Gli investigatori del NOTION trial hanno indagato direttamente la durabilità della valvola biologica, utilizzando i criteri proposti dalla Valve Academic Research Consortium (VARC)-37. In accordo con questi criteri, sono stati valutati gli endpoint di disfunzione (definito come deterioramento strutturale e non-strutturale della valvola, trombosi o endocardite) e failure della protesi (definito come morte correlata alla valvola o re-intervento della valvola aortica dopo grave disfunzione emodinamica della valvola). A 10 anni di follow-up, gli investigatori hanno riscontrato una minore incidenza di failure della valvola nel gruppo TAVI rispetto alla chirugia tradizionale, seppur questa differenza non ha raggiunto una differenza statisticamente significativa (TAVI 9.7% and SAVR 13.8%, HR, 0.7; 95%CI 0.4–1.5, p=0.4). Inoltre il gruppo TAVI presentava un rischio di degenerazione della valvola definito come gradiente medio all’ecocardiografia trans-toracica (≥30 mmHg secondo i criteri VARC-3), significativamente inferiore (1.5% vs 10%, p=0.004).
I risultati, in linea con quelli recentemente pubblicati sul follow-up a 5 e 4 anni del PARTNER 38 e dell’EVOLUTE trial9, sono complessivamente incoraggianti e aprono nuovi scenari per il trattamento di pazienti con stenosi aortica severa e lunga aspettativa di vita. Tuttavia, alcuni aspetti importanti non devono essere trascurati prima di raccomandare l’intervento di TAVI a pazienti in età più giovanile. L’età media dei pazienti nel NOTION trial, l’unico al momento con un follow-up a 10 anni, era superiore ai 75 anni. Inoltre, la maggior parte dei pazienti con stenosi aortica severa in età più giovanile presentano più spesso una bicuspidia, una particolare anatomia spesso esclusa dai grandi trials (incluso il NOTION). La valutazione della TAVI nei pazienti più giovani deve anche tenere conto del fatto che la loro aspettativa di vita più lunga potrebbe richiedere future multiple procedure coronariche, valvolari o entrambe.

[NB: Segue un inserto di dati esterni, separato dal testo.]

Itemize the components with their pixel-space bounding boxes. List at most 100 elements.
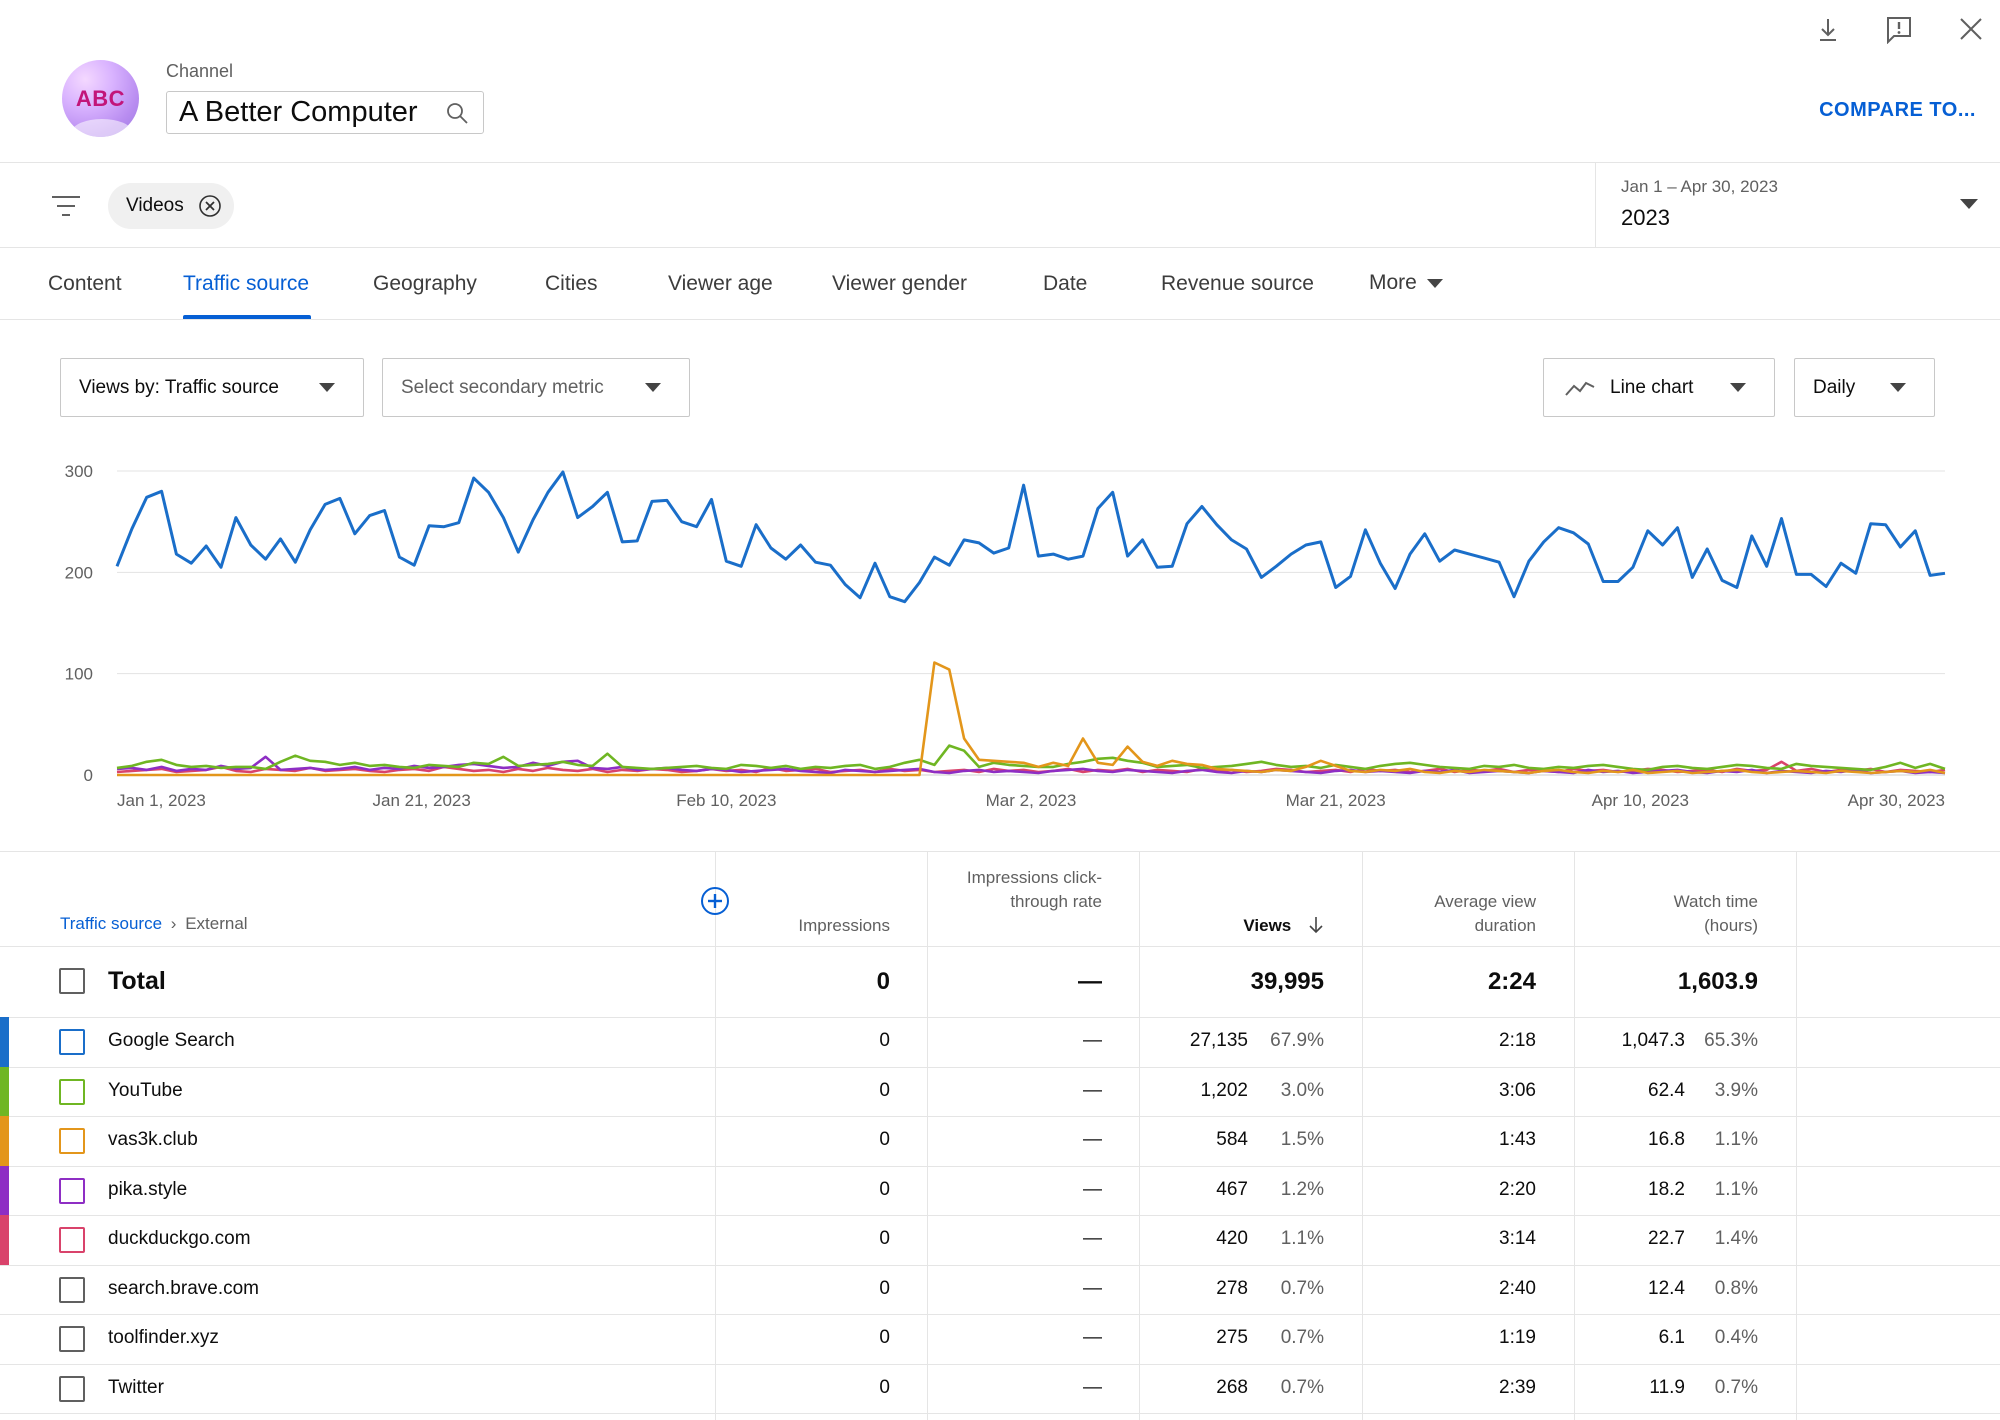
row-avg-duration: 2:40 (1499, 1277, 1536, 1299)
col-views[interactable]: Views (1144, 914, 1324, 938)
col-ctr[interactable]: Impressions click-through rate (966, 868, 1102, 911)
row-impressions: 0 (879, 1030, 890, 1051)
line-chart-icon (1565, 381, 1595, 396)
row-checkbox[interactable] (59, 1276, 85, 1303)
y-tick-label: 100 (65, 665, 93, 684)
date-range-picker[interactable]: Jan 1 – Apr 30, 2023 2023 (1595, 163, 2000, 248)
tab-traffic-source[interactable]: Traffic source (183, 272, 310, 295)
row-checkbox[interactable] (59, 1128, 85, 1154)
x-tick-label: Apr 30, 2023 (1848, 791, 1945, 810)
row-watch-time: 18.2 (1648, 1178, 1685, 1200)
col-watch-time[interactable]: Watch time (hours) (1673, 892, 1758, 935)
row-watch-pct: 0.8% (1714, 1277, 1758, 1299)
chart-type-dropdown[interactable]: Line chart (1543, 358, 1775, 417)
caret-down-icon (1890, 383, 1906, 392)
filter-bar: Videos Jan 1 – Apr 30, 2023 2023 (0, 163, 2000, 248)
interval-dropdown[interactable]: Daily (1794, 358, 1935, 417)
tab-viewer-gender[interactable]: Viewer gender (832, 272, 968, 295)
row-checkbox[interactable] (59, 1177, 85, 1204)
x-tick-label: Apr 10, 2023 (1592, 791, 1689, 810)
tab-more-label: More (1369, 271, 1417, 294)
row-ctr: — (1083, 1079, 1102, 1101)
x-tick-label: Mar 2, 2023 (986, 791, 1077, 810)
col-avg-duration[interactable]: Average view duration (1434, 892, 1536, 935)
tab-content[interactable]: Content (48, 272, 122, 295)
row-watch-time: 6.1 (1658, 1327, 1685, 1348)
feedback-icon[interactable] (1884, 14, 1914, 44)
search-icon[interactable] (445, 101, 469, 125)
row-ctr: — (1083, 1228, 1102, 1249)
series-line-google (115, 470, 1946, 604)
row-label: duckduckgo.com (108, 1228, 251, 1249)
row-impressions: 0 (879, 1277, 890, 1299)
row-views-pct: 0.7% (1280, 1277, 1324, 1299)
views-line-chart: 0 100 200 300 Jan 1, 2023 Jan 21, 2023 Feb 10,… (0, 440, 2000, 820)
row-avg-duration: 3:06 (1499, 1079, 1536, 1101)
caret-down-icon (1730, 383, 1746, 392)
close-icon[interactable] (1956, 14, 1986, 44)
channel-header: ABC Channel A Better Computer COMPARE TO… (0, 0, 2000, 163)
secondary-metric-label: Select secondary metric (401, 376, 604, 398)
row-watch-time: 22.7 (1648, 1228, 1685, 1249)
channel-selector[interactable]: A Better Computer (166, 91, 484, 134)
chart-type-label: Line chart (1610, 376, 1694, 398)
tab-viewer-age[interactable]: Viewer age (668, 272, 773, 295)
row-label: toolfinder.xyz (108, 1327, 219, 1348)
row-views-pct: 67.9% (1270, 1030, 1324, 1051)
tab-date[interactable]: Date (1043, 272, 1088, 295)
row-views: 584 (1216, 1129, 1248, 1150)
tab-more[interactable]: More (1369, 271, 1443, 295)
row-watch-pct: 0.4% (1714, 1327, 1758, 1348)
row-avg-duration: 1:43 (1499, 1129, 1536, 1150)
traffic-source-table: Traffic source › External Impressions Im… (0, 851, 2000, 1420)
secondary-metric-dropdown[interactable]: Select secondary metric (382, 358, 690, 417)
tab-geography[interactable]: Geography (373, 272, 477, 295)
row-checkbox[interactable] (59, 1227, 85, 1253)
channel-avatar: ABC (62, 60, 139, 137)
y-tick-label: 300 (65, 462, 93, 481)
row-views-pct: 0.7% (1280, 1376, 1324, 1398)
interval-label: Daily (1813, 376, 1856, 398)
series-color-bar (0, 1116, 9, 1166)
filter-icon[interactable] (50, 191, 82, 221)
total-watch-time: 1,603.9 (1677, 968, 1758, 995)
total-checkbox[interactable] (59, 968, 85, 994)
row-watch-time: 12.4 (1648, 1277, 1685, 1299)
row-views-pct: 3.0% (1280, 1079, 1324, 1101)
total-avg-duration: 2:24 (1487, 968, 1536, 995)
row-ctr: — (1083, 1030, 1102, 1051)
metric-dropdown[interactable]: Views by: Traffic source (60, 358, 364, 417)
row-views-pct: 1.5% (1280, 1129, 1324, 1150)
row-checkbox[interactable] (59, 1326, 85, 1352)
compare-to-button[interactable]: COMPARE TO... (1819, 99, 1976, 121)
filter-chip-label: Videos (126, 195, 184, 216)
row-impressions: 0 (879, 1129, 890, 1150)
download-icon[interactable] (1813, 14, 1843, 44)
tab-bar: Content Traffic source Geography Cities … (0, 248, 2000, 320)
row-checkbox[interactable] (59, 1029, 85, 1055)
breadcrumb-traffic-source[interactable]: Traffic source (60, 914, 163, 933)
filter-chip-videos[interactable]: Videos (108, 183, 234, 229)
breadcrumb: Traffic source › External (60, 914, 248, 934)
row-views: 467 (1216, 1178, 1248, 1200)
row-checkbox[interactable] (59, 1375, 85, 1402)
row-views: 420 (1216, 1228, 1248, 1249)
col-impressions[interactable]: Impressions (798, 916, 890, 935)
tab-revenue-source[interactable]: Revenue source (1161, 272, 1314, 295)
row-impressions: 0 (879, 1079, 890, 1101)
row-impressions: 0 (879, 1376, 890, 1398)
row-label: vas3k.club (108, 1129, 198, 1150)
chip-remove-icon[interactable] (198, 194, 222, 218)
row-avg-duration: 2:20 (1499, 1178, 1536, 1200)
add-column-icon[interactable] (700, 886, 730, 916)
tab-cities[interactable]: Cities (545, 272, 598, 295)
row-checkbox[interactable] (59, 1078, 85, 1105)
row-watch-pct: 65.3% (1704, 1030, 1758, 1051)
series-line-vas3k (117, 661, 1946, 777)
total-impressions: 0 (876, 968, 890, 995)
metric-dropdown-label: Views by: Traffic source (79, 376, 279, 398)
row-avg-duration: 3:14 (1499, 1228, 1536, 1249)
row-avg-duration: 1:19 (1499, 1327, 1536, 1348)
row-avg-duration: 2:18 (1499, 1030, 1536, 1051)
caret-down-icon (1960, 199, 1978, 209)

In conclusione, la pubblicazione di risultati a lungo termine confermano gli ottimi risultati mostrati dalla TAVI a breve e medio termine. In considerazione degli aspetti emersi sino ad ora, sembra ragionevole affermare che la scelta riguardo la tipologia di intervento da offrire ai soggetti con stenosi aortica severa e lunga aspettativa di vita deve tenere conto di numerosi fattori clinici, anatomici e delle preferenze del singolo individuo, mantenendo come priorità una gestione ‘’lifetime’’ non solo della valvola ma del paziente stesso.